The researchers found the parents with the most college debt had a net worth of $789,000 or more (estimated average debt $31,000), lived in the Northeast (estimated average debt $31,000), had two children 17 and older (estimated average debt $25,000) and were Hispanic (estimated average debt $22,000), according to the study by Ailshire and co-author Katrina Walsemann of the University of South Carolina.
Their findings were published on Dec. 6 by Journals of Gerontology: Social Sciences.
Parents in debt
The two researchers examined data from the National Longitudinal Survey of Youth 1979 cohort of adults who were born between 1957 and 1964. The U.S. Bureau of Labor Statistics conducted the survey annually until 1994, and from then on, every other year.
The researchers focused on 6,562 of the participants who, from 2004 to 2012, said they had at least one child 17 or older and who provided details about repaying their children’s college debt. The participants’ average age was 51.
Among the parents paying off the most college debt for their children, 15 percent were black, 17 percent had two children 17 or older, 16 percent had an associate’s degree, 17 percent had a bachelor’s degree, 17 percent earned $64,000 to $119,000 a year and 20 percent earned more than $120,000 a year. About 21 percent have a net worth of $276,000 to $788,999.
Most parents paying off their children’s college loans were middle- to high-income earners. The more they earned, the higher their debt.
Parents earning $64,000 to $119,000 a year reported an average college loan debt of around $20,000. Those earning more owed around $29,000.
“Many of the characteristics associated with having debt, however, were not associated with the amount of debt held among debtors,” the researchers wrote.
Parents unlikely to take on college loan repayments were single, white and out of the work force. Other unlikely debtors included those with one child, lived in the South, had no college degree and earned less than $30,000 a year.
Ailshire said further study is needed to explore the implications of more parents taking on their children’s college debt. She noted that certain loan programs such as the federal Parent Loans for Undergraduate Students exist so that parents can borrow money to pay for their children’s college tuition, but parents may obtain funds in other ways as well.

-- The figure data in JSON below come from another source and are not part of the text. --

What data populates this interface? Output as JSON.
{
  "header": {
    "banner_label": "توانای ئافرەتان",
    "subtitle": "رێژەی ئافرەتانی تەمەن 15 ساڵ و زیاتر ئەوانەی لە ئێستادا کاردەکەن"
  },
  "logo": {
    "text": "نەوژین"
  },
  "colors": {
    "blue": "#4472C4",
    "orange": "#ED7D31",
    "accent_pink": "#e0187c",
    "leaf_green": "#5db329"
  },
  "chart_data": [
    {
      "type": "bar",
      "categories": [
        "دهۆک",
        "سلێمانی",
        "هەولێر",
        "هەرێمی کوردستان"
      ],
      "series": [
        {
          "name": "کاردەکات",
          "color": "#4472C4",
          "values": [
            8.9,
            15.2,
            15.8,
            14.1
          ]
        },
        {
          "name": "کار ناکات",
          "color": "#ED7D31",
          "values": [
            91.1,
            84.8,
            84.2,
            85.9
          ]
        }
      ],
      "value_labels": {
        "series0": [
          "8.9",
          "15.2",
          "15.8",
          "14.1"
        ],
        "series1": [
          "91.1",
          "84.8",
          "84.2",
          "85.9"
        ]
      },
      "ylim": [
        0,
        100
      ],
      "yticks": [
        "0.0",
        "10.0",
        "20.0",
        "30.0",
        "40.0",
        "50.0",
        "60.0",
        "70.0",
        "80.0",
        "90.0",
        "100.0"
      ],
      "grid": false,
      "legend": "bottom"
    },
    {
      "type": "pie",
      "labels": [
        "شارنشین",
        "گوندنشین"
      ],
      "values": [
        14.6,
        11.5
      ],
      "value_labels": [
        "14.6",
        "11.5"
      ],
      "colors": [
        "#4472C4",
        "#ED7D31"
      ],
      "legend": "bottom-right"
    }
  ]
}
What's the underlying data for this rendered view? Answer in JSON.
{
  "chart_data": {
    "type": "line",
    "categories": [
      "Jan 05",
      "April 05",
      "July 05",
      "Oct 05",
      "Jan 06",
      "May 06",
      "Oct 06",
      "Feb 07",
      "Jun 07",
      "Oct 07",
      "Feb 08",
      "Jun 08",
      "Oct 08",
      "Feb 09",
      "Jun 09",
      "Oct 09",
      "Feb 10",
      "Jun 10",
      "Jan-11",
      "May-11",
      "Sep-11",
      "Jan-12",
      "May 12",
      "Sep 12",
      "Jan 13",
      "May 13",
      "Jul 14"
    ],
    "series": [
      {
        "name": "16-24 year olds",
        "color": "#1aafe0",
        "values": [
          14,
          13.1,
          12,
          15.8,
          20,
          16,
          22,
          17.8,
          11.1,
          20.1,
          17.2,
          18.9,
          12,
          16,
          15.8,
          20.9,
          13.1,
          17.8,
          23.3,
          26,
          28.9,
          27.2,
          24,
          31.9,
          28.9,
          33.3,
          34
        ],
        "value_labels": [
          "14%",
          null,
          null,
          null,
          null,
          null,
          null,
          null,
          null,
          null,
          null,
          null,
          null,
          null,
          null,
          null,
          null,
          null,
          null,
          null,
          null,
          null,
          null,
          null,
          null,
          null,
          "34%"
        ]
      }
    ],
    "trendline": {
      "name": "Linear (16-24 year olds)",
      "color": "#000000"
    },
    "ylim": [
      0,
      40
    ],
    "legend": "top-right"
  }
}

“We don’t know if parents are taking on second mortgages or taking out from retirement funds, and we don’t know if they are liquefying other assets to fund their child’s education,” she said. “Parents who are considering taking on debt to pay for kid’s college should weigh this decision against the potential for financial instability further down the road when they are no longer working.”
The study was funded by the National Institute on Aging.